In the trailer, Schumer's character gets a head injury during a spin class and suddenly sees herself as incredibly beautiful, even believing her friends won't recognise her.
That opens up a whole new wave of confidence in her, as she goes through life as a newly 'beautiful woman'. Schumer's character "wants to be pretty and feel the parts of life that open up to you, when you're gorgeous", Schumer said in an interview with Ellen.
The comedy clearly dips into the themes of female body image, media representation etc.
But for many angry Twitter users, herein the problem lies.
Much of the anger seems to stem from Schumer, a strong advocate of body positivity and self-love, creating comedy around a woman needing an injury to think she's attractive.
Viewers are clearly supposed to find it funny that Schumer might be attractive, when she doesn't fit a conventional Hollywood ideal.
Kiwi comedienne Rose Matafeo pointed out the gender imbalance in the comedy.
"In light of Amy Schumer's new film, all male-led comedy movies of the 2000s must add a prologue of the lead character hitting their head and gaining confidence to account for the fact that they are ugly (see: Will Ferrell, Jack Black, Vince Vaughan etc)," she wrote on Saurday.
Another Twitter user wrote sarcastically: "Man, Amy Schumer's new movie where being fat and confident in your body is a joke and assuring women that if they're skinny they have nothing to be self-conscious about is super empowering and body positive."
Others found strong issue with Schumer being the one making a joke out of being 'unattractive'.
Melissa McEwan reacted by writing: "As a woman who is actually fat, I have been routinely accused of being mentally ill or, yes, having injured my brain by people (almost always men), who don't believe I should have the self-confidence I do have. This isn't funny."

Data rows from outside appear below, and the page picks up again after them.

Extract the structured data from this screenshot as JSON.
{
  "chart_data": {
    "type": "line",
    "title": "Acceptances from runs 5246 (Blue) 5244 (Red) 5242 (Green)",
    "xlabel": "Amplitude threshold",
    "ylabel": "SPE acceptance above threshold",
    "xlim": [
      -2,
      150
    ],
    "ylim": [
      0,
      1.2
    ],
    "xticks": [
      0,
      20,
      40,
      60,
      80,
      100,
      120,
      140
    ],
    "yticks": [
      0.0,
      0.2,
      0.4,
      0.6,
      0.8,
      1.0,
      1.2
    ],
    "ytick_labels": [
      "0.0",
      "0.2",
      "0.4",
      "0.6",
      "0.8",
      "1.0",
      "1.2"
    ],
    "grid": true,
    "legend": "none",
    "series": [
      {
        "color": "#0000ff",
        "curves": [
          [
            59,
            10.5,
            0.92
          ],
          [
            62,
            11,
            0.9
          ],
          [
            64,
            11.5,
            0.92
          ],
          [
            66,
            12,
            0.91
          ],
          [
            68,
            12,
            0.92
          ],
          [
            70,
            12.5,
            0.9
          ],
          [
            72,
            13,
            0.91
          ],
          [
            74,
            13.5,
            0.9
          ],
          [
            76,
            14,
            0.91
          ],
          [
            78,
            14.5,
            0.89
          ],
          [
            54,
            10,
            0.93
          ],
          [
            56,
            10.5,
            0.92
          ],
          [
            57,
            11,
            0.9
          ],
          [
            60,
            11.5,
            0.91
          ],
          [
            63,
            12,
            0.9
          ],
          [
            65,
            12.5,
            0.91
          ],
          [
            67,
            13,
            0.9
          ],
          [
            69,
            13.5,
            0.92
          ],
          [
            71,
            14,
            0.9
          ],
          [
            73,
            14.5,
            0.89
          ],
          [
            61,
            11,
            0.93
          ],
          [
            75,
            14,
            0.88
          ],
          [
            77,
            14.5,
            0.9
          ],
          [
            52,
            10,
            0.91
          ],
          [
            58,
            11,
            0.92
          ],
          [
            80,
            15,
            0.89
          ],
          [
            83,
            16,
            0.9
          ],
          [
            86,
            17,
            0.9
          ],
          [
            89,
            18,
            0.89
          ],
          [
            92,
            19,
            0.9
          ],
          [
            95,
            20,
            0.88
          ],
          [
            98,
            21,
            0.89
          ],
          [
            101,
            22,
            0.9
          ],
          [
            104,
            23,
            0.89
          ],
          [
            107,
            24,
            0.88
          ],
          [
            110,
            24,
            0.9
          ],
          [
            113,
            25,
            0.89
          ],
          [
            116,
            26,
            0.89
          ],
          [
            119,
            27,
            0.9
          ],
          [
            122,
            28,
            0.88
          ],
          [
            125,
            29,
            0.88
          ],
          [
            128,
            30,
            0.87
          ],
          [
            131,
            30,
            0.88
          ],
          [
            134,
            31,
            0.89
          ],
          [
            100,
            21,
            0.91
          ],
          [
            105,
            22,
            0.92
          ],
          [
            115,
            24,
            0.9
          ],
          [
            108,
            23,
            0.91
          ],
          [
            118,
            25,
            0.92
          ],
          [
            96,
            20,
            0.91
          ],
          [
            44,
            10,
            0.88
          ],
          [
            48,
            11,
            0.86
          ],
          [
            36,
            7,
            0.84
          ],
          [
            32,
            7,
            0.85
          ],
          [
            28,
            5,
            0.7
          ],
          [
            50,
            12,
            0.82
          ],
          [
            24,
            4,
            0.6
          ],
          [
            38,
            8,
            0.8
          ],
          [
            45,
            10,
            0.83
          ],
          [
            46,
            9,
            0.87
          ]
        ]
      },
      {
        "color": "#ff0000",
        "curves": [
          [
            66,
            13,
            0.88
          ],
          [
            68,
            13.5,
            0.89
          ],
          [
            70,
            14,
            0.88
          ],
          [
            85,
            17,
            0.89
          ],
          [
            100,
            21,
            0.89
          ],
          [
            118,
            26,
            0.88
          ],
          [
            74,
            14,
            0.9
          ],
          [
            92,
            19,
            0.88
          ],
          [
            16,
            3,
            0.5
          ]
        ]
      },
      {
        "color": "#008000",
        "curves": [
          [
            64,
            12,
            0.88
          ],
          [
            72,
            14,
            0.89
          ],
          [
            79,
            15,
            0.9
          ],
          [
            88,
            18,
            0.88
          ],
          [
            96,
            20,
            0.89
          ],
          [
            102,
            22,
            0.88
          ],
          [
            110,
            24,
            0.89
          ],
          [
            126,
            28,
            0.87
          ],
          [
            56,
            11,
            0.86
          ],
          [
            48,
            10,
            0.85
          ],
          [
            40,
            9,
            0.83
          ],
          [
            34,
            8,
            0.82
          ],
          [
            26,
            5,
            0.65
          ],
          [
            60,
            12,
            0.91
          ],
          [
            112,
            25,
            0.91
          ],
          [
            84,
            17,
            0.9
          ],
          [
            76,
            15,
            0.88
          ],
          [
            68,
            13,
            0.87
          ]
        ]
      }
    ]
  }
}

She went on to call the film a "mockery" of what is, for some, a lived experience.
Comedienne Sofie Hagen wrote had issue with the jokes coming from a "blonde, white, able-bodied, femme and thin" woman.
"She IS society's beauty ideal. So they give her a ponytail and remove her make-up and suddenly she's ugly? Why not just give her glasses or a fatsuit? What is wrong with this world?"
But not all reactions have been negative. Rachel Wasworth, for example, is very excited to see the movie.